Benign idiopathic VIth nerve palsy is a condition that is not uncommon in childhood; Mahoney and Liu¹⁶ reviewed 225 children with VIth nerve palsies and found that 30 (13%) were in this group. Their mean age was 3 years and 28 of the 30 had an MRI. In four of the patients, the esotropia eventually became comitant. Sturm and Schöffler¹⁷ reported a group of 12 children followed up for over 9 years. Like previous authors, they pointed out a preponderance of girls affected by a left-sided palsy that resolved in <6 months. In three of their patients, they reported an ipsilateral recurrence.

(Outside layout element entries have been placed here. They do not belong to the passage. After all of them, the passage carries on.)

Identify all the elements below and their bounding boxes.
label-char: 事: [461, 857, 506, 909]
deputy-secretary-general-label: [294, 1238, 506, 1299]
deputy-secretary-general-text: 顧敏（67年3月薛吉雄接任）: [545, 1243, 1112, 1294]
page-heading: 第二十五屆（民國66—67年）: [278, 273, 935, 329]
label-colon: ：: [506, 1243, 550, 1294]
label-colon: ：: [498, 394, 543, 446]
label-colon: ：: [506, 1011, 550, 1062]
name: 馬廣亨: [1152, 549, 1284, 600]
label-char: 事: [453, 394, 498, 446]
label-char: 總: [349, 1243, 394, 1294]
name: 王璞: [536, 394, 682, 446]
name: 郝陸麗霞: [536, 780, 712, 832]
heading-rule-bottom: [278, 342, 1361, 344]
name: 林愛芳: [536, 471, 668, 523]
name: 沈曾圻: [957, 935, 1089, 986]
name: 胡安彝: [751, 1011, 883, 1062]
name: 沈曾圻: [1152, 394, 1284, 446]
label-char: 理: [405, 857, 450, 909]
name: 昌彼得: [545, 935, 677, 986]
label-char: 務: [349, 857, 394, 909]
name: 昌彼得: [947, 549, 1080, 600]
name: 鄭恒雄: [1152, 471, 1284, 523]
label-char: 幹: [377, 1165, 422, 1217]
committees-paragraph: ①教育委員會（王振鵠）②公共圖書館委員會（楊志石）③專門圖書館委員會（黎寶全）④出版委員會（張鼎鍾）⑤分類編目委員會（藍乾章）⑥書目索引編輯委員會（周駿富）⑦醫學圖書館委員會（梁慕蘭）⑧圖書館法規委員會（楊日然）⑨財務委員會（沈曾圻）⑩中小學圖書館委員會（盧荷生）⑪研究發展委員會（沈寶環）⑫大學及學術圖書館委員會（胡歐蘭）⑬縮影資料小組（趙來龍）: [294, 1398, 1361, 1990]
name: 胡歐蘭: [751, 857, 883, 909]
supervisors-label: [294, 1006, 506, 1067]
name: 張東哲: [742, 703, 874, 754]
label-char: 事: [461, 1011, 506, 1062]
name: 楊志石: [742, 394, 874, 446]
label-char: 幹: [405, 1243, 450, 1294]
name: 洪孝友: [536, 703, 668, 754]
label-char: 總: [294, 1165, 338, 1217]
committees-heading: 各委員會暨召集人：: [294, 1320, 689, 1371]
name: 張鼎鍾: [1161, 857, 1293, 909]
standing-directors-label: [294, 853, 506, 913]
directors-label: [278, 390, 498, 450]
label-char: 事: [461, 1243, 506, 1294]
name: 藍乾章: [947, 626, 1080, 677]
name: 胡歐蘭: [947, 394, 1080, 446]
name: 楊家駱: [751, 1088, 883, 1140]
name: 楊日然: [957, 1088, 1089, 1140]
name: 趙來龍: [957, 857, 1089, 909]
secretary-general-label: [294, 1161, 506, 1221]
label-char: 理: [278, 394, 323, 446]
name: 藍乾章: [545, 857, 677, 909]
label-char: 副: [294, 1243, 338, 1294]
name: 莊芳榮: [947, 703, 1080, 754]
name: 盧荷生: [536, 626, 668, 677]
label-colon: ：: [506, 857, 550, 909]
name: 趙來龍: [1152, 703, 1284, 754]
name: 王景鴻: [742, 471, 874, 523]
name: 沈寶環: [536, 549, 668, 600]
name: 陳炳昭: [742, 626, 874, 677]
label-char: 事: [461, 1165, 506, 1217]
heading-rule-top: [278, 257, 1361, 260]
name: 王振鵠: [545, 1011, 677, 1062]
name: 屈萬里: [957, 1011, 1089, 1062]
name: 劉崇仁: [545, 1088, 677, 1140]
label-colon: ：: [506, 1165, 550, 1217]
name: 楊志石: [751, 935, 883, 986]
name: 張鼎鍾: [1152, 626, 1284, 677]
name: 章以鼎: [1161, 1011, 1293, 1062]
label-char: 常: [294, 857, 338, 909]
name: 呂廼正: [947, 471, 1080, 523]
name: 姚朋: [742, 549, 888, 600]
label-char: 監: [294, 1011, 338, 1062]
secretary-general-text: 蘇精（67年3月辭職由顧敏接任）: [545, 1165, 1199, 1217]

In summary, the clinical characteristics of cranial nerve palsies in childhood are modified by the child’s capacity for repair and regeneration after injury. Thus, aberrant regeneration is very common after congenital III palsy; Duane syndrome, a form of congenital VI palsy, is invariably associated with retraction of the globe in adduction related to the innervation of the lateral rectus by the III nerve causing co-contraction in adduction, another form of repair. Clinical features that may be of concern in adulthood may not be relevant in childhood; whereas the presence of mydriasis in III palsy suggests a compressive aetiology in adults, this is not the case in children. However, the frequency of associated CNS abnormalities in III palsy and the risk of tumour in VI palsy can be indications for early neuroimaging depending on presenting features elicited through a careful history and clinical examination. The latter should include the neighbouring cranial nerves.

Recent genetic and neuroradiological evidence, as well as our evolving understanding of the genetic control of the process of extraocular muscle innervation, have highlighted the clinical entity of CCDD. Increasingly, we realize that this group of disorders is an important aetiological factor underlying the congenital cranial nerve palsies.